Beanspruchte Haut, Muskeln und Gelenke.

Mehr als die Hälfte seiner Knochen, Muskeln und Gelenke benötigt ein Mensch, um nur einen einzigen Schritt zu gehen! Daraus wird deutlich, wie immens wichtig die Gesunderhaltung unseres gesamten Bewegungsapparates ist – ganz besonders für alle, die einen aktiven Lebensstil pflegen.

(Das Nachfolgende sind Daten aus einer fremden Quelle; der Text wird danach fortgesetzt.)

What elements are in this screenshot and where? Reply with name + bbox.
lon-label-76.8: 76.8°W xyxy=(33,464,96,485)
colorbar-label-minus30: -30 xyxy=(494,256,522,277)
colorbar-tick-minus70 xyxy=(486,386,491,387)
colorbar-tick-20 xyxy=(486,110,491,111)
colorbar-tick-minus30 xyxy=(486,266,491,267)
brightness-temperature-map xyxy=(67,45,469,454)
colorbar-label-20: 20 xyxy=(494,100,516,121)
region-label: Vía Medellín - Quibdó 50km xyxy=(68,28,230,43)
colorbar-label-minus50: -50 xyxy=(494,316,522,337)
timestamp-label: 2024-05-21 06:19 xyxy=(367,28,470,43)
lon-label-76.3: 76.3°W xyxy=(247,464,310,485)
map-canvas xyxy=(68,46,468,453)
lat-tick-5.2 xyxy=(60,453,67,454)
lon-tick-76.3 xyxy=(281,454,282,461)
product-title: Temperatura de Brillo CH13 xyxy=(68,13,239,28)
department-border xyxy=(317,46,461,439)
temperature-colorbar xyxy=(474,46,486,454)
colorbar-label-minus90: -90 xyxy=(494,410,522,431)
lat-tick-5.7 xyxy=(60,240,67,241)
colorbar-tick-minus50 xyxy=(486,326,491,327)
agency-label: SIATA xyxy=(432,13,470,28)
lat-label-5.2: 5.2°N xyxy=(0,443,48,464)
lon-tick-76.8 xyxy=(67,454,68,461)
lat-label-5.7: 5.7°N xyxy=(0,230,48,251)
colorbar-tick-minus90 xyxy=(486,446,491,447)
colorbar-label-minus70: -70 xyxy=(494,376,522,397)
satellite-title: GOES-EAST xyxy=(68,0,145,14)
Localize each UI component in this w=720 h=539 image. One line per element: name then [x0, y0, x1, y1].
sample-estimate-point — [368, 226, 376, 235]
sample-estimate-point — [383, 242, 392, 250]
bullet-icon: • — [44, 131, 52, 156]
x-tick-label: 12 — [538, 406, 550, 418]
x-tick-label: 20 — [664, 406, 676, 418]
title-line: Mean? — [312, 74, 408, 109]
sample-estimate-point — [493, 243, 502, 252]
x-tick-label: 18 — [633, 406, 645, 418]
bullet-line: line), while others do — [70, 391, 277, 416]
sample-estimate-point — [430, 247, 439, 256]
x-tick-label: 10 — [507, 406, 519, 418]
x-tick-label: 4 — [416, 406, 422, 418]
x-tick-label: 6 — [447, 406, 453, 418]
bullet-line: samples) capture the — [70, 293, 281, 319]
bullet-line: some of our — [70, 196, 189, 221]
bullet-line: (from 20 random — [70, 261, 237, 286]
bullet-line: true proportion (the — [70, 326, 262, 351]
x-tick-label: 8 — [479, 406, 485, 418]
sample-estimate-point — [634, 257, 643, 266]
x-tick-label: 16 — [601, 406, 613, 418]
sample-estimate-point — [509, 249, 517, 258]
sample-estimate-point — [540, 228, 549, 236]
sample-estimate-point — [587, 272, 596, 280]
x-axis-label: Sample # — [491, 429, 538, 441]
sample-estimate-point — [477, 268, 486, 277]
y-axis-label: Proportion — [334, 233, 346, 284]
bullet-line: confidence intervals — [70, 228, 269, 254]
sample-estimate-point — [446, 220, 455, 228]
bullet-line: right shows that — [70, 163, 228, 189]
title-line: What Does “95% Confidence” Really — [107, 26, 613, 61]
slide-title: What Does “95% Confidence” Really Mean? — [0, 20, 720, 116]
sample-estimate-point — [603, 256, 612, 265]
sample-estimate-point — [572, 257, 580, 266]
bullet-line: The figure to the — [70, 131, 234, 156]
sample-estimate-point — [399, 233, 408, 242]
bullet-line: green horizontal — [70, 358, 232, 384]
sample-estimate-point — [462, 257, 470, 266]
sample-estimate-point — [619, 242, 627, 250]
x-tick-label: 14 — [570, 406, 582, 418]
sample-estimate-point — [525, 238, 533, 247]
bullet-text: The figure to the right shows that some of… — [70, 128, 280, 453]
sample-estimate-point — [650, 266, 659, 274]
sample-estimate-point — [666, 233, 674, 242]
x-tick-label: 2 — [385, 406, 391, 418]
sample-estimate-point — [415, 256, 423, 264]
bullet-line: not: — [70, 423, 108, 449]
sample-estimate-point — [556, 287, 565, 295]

Das Skelett ist das Gerüst, das dafür sorgt, dass unser Körper nicht einfach in sich zusammenfällt. Doch im Gegensatz zu einem starren Baugerüst ist unseres beweglich; denn die Knochen sind durch Gelenke und Muskeln miteinander verbunden. Die Skelettmuskulatur ist es auch, die unsere Bewegungen ermöglicht: indem die einzelnen Muskeln sich auf Gehirnsignale hin zusammenziehen oder strecken. Große Anstrengungen, aber vor allem einseitige Belastungen und mangelnde Bewegung können den gesamten Bewegungsapparat in Mitleidenschaft ziehen. Daher ist es wichtig, die Muskulatur vor sportlicher Leistung zu aktivieren und ihnen danach die Regeneration zu erleichtern. Die Sixtus-Produkte helfen Dir dabei!

Ein junger Mann im Gegenlicht dehnt seine Schulter und demonstriert, wie wichtig das für Muskeln und Gelenke ist.

Aufwärmen, Mobilisieren, Dehnen: was bringt’s?

Dass ein „Kaltstart“ bei keiner sportlichen Aktivität empfehlenswert ist, hat sich rumgesprochen. Doch wie bereitet man sich richtig vor? Zunächst erfolgt das Aufwärmen: Mit lockerem Laufen, Hampelmännern oder Seilspringen erhöht man die Körpertemperatur und damit auch die Durchblutung. Daran schließt die Mobilisation der Gelenke an – und zwar gezielt jener Bereiche, die für die jeweilige Sportart wichtig sind. Das fördert nicht nur das Zusammenspiel der Muskeln und Gelenke, sondern aktiviert auch die Produktion von Gelenkflüssigkeit. Dehnen kommt ganz zum Schluss: Nach der Trainingseinheit hilft das statische Dehnen der Muskeln, die Beweglichkeit zu erhalten und ist gleichzeitig ein wichtiger Beitrag zu ihrer Regeneration. 

Eine liegende Person erhält zur Lockerung der Muskeln und Gelenke eine Massage.

Massage: Lieber vor oder nach dem Sport?

Eine Massage nach der Trainingseinheit lockert die trainierte Muskulatur, fördert die Durchblutung und den Abtransport von angesammeltem Laktat. Man kann also auf diese Weise die Regenerationszeit verkürzen. Sportmassagen sind – insbesondere im Leistungssport – ein fester Bestandteil des Trainings. Aber auch vor dem Training kann eine Massage zweckmäßig sein: Bei Sportarten mit schnellen, explosiven und kurzen Muskelkontraktionen beispielsweise, um gezielt Muskeln zu aktivieren und deren Tonus zu erhöhen. Disziplinen mit langsameren und länger andauernden Kontraktionen dagegen erfordern eine andere Massagetechnik, die die Muskulatur lockert und anwärmt.